What I thought was a good idea was to use a hashmap
Map<String, ArrayList<Node>> mapX = new HashMap<String, ArrayList<Node>>();
Map<String, ArrayList<Node>> mapY = new HashMap<String, ArrayList<Node>>();
I use the following code to add nodes to the hashmap:
int tempXFloor = (int)Math.floor(tempX);
ArrayList<Node> tempList = mapX.get(tempXFloor+"");
if(tempList == null){
tempList = new ArrayList<>();
}
tempList.add(node);
mapX.put(tempXFloor+"",tempList);
Then while I am panning I get the current position, floor it and check if an entry exist in the map. if an entry exist, I add all the nodes in the ArrayList to nodesOnScreen.
nodesOnScreen is an ArrayList type, and I will add the nodes to that list while I am panning and likewise the nodes that are off the screen are removed from the nodesOnScreen variable.

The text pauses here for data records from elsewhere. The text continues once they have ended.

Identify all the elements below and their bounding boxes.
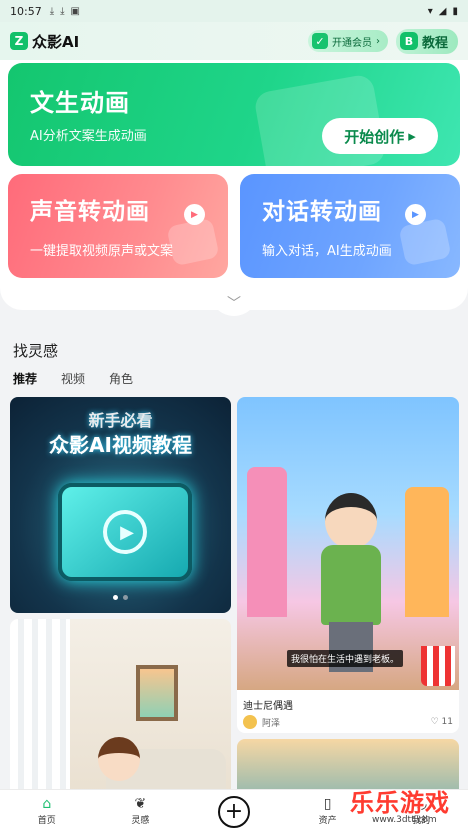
- tutorial-label: 教程: [421, 35, 448, 51]
- tab-inspiration[interactable]: ❦ 灵感: [94, 790, 188, 833]
- battery-icon: ▮: [452, 5, 458, 17]
- curtain-illustration: [10, 619, 70, 809]
- feed-card[interactable]: 我很怕在生活中遇到老板。 迪士尼偶遇 阿泽 ♡ 11: [237, 397, 459, 733]
- card-title: 对话转动画: [262, 199, 382, 225]
- app-logo: Z 众影AI: [10, 31, 79, 52]
- like-button[interactable]: ♡ 11: [431, 717, 453, 727]
- hero-subtitle: AI分析文案生成动画: [30, 129, 147, 144]
- author-name: 阿泽: [262, 718, 281, 729]
- audio-to-animation-card[interactable]: 声音转动画 ▶ 一键提取视频原声或文案: [8, 174, 228, 278]
- watermark-url: www.3dtt.com: [372, 815, 437, 825]
- vip-check-icon: ✓: [311, 33, 328, 49]
- app-icon: ▣: [70, 5, 80, 17]
- signal-icon: ◢: [438, 5, 447, 17]
- tutorial-icon: B: [399, 32, 418, 50]
- download-icon: ⤓: [60, 5, 65, 17]
- like-count: 11: [441, 717, 453, 727]
- banner-title-top: 新手必看: [88, 411, 153, 430]
- carousel-dot: [113, 595, 118, 600]
- carousel-indicator: [10, 595, 231, 600]
- play-icon: ▶: [103, 510, 147, 554]
- play-triangle-icon: ▸: [408, 127, 416, 145]
- tab-home[interactable]: ⌂ 首页: [0, 790, 94, 833]
- filter-character[interactable]: 角色: [109, 370, 133, 387]
- card-title: 声音转动画: [30, 199, 150, 225]
- filter-tabs: 推荐 视频 角色: [13, 370, 133, 387]
- tutorial-banner[interactable]: 新手必看 众影AI视频教程 ▶: [10, 397, 231, 613]
- tab-inspiration-label: 灵感: [131, 816, 150, 826]
- app-name: 众影AI: [32, 32, 80, 51]
- character-head: [325, 493, 377, 549]
- vip-label: 开通会员: [331, 37, 372, 49]
- wifi-icon: ▾: [427, 5, 433, 17]
- feed-card[interactable]: [10, 619, 231, 809]
- logo-icon: Z: [10, 32, 28, 50]
- card-subtitle: 一键提取视频原声或文案: [30, 244, 174, 259]
- leaf-icon: ❦: [134, 796, 147, 812]
- watermark-text: 乐乐游戏: [350, 789, 450, 817]
- download-icon: ⤓: [49, 5, 55, 17]
- feed-card-image: 我很怕在生活中遇到老板。: [237, 397, 459, 690]
- tab-assets-label: 资产: [318, 816, 337, 826]
- heart-icon: ♡: [430, 717, 439, 727]
- hero-title: 文生动画: [30, 89, 130, 117]
- app-header: Z 众影AI ✓ 开通会员 › B 教程: [0, 22, 468, 60]
- home-icon: ⌂: [42, 796, 52, 812]
- tab-home-label: 首页: [37, 816, 56, 826]
- avatar[interactable]: [243, 715, 257, 729]
- tutorial-button[interactable]: B 教程: [395, 28, 458, 54]
- start-create-button[interactable]: 开始创作 ▸: [322, 118, 438, 154]
- dialogue-to-animation-card[interactable]: 对话转动画 ▶ 输入对话，AI生成动画: [240, 174, 460, 278]
- status-bar: 10:57 ⤓ ⤓ ▣ ▾ ◢ ▮: [0, 0, 468, 22]
- castle-illustration: [247, 467, 287, 617]
- castle-illustration: [405, 487, 449, 617]
- plus-icon: +: [217, 795, 250, 828]
- chevron-down-icon: ﹀: [227, 296, 241, 312]
- card-subtitle: 输入对话，AI生成动画: [262, 244, 392, 259]
- filter-video[interactable]: 视频: [61, 370, 85, 387]
- banner-title-main: 众影AI视频教程: [49, 433, 192, 457]
- chat-bubble-icon: [166, 217, 220, 267]
- filter-recommended[interactable]: 推荐: [13, 370, 37, 387]
- banner-title: 新手必看 众影AI视频教程: [10, 409, 231, 457]
- feed-card-title: 迪士尼偶遇: [243, 701, 293, 712]
- status-time: 10:57: [10, 4, 42, 18]
- carousel-dot: [123, 595, 128, 600]
- popcorn-illustration: [421, 646, 455, 686]
- document-icon: ▯: [323, 796, 332, 812]
- site-watermark: 乐乐游戏 www.3dtt.com: [350, 783, 468, 833]
- inspiration-title: 找灵感: [13, 342, 59, 360]
- feed-card-meta: 阿泽 ♡ 11: [243, 715, 453, 729]
- text-to-animation-card[interactable]: 文生动画 AI分析文案生成动画 开始创作 ▸: [8, 63, 460, 166]
- chevron-right-icon: ›: [375, 35, 380, 47]
- video-subtitle: 我很怕在生活中遇到老板。: [287, 650, 404, 667]
- tab-create[interactable]: +: [187, 790, 281, 833]
- start-create-label: 开始创作: [344, 127, 405, 146]
- character-body: [321, 545, 381, 625]
- video-monitor-illustration: ▶: [58, 483, 192, 581]
- character-head: [98, 737, 140, 781]
- collapse-toggle[interactable]: ﹀: [210, 290, 258, 316]
- chat-bubble-icon: [398, 217, 452, 267]
- picture-frame-illustration: [136, 665, 178, 721]
- vip-button[interactable]: ✓ 开通会员 ›: [307, 30, 388, 52]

I only plot the nodes that is in the ArrayList nodesOnScreen.
I would appreciate some guidance in this matter, and how to handle such big data structures. Am I going in the right direction or am I missing an obvious “trick” to do it.
There are several points to think about:
How complex are your nodes? If they are just dots you may consider drawing them on an WritableImage and save a lot of memory. For more complex cases you may want to use Canvas. Either way you will save on event handlers, properties and other small things which counts in larger amounts.
Another important matter is relevance of the data view. If you presents a map or something similar then user only care about visible part. The rest can be stored in disk cache and by Pareto principle only 20% of that data will be of much use. So you can plan accordingly and have real graphical nodes only for visible part (and maybe preload some adjusted parts for user experience sake).
“Divide and conquer” conception. Even if you don’t want to restrict user view according to plan (2) you can’t be in constant need of 15 millions nodes. Not in UI library, there is no big enough monitors I’m afraid. So, split your data into segments and load one segment in a time. If you need to perform any kind of calculations on the whole set — do not work with nodes, use simplest implementation and perform calculations in some background process.
Existing solutions are always a matter of investigations before doing big stuff. For example, there are a lot of caching libraries like PojoCache which seamlessly allow you to work with relevant data only once you splitted your billions of nodes into groups.